A key phrase and a starting point for the paper is that a goal of the Limits community is “to impact society through the design and development of computing systems in the abundant present for use in a future of limits and/or scarcity”. The paper's argument in a nutshell is that it has proved difficult to design and develop such systems since we only have very general (and hazy) ideas about what "a future  of limits and/or scarcity" will look like. To develop systems for an unknown future is obviously hard and the alternative is that different researchers have (possibly very) different ideas about what future(s) we are aiming or heading for. It has in other words been hard to find common ground. This paper addresses that conundrum by proposing a roadmap for going from here (the present) to there (the future) in the hope that it might provide a foundation for future Limits papers. The paper was easy to write but we expect it to generate  a lot of discussions (and possibly controversy). Here is the paper abstract:

In society in general and within computing in particular, there has, and continues to be, a focus on faster, cheaper, better etc. Such perspectives clash with the fact that impeding climate change and the need for radically decreased CO2 emissions (c.f. the Paris Agreement) will have fundamental and far-reaching ramification for computing and for all other sectors of society during the coming decades.

In the call for the first Computing within Limits workshop, it was stated that “A goal of this community is to impact society through the design and development of computing systems in the abundant present for use in a future of limits and/or scarcity.” There have since been several contributions to Computing within Limits that have accepted the challenge of discussing and imagining what such systems as well as what “a future of limits and/or scarcity” could look like. Despite this, there is currently no consensus about what exactly such a future entails and the community can consequently only offer hazy ideas about exactly what systems we should strive to design and develop. The basic problem can be summed up as follows: we know that fundamental changes are necessary and will come, but we still struggle with envisioning what a post-growth/decarbonising society looks like and what computing systems need to be designed and developed for use in such futures, or, to support that transition.

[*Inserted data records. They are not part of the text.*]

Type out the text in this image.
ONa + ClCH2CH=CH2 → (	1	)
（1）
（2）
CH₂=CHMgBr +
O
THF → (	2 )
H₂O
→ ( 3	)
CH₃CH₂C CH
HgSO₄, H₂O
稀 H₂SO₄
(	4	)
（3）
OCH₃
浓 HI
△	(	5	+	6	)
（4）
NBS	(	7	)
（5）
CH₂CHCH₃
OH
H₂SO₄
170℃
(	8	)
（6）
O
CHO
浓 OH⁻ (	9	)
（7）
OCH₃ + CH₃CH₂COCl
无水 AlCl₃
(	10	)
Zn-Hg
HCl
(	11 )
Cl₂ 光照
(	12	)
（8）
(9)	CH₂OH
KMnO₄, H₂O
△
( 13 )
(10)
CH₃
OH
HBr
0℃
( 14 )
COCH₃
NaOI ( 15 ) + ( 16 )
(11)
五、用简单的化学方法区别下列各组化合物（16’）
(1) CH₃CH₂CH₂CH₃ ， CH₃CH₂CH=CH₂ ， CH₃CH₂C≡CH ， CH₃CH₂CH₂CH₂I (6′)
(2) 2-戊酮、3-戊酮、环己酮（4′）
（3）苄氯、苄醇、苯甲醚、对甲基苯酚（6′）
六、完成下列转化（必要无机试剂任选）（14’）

In this paper we argue that the work of imagining an actionable “future of limits” could benefit from using the “carbon law” as a starting point. The carbon law is based on work in the environmental sciences and we exemplify how it can be used to generate requirements that can guide the development of computing systems for a future of limits. While these lessons are general, we exemplify by describing a research project that aims to support the KTH Royal Institute of Technology’s goal of - in line with the carbon law - radically reducing CO2 emissions from academic flying over the next decade. We give examples of how computing can aid in this task, including by presenting visualisation tools that we have developed to support the KTH carbon abatement goals. We also discuss the role of computer science in general and of Computing within Limits in particular in supporting the transition to a more sustainable (or at least a less unsustainable) future.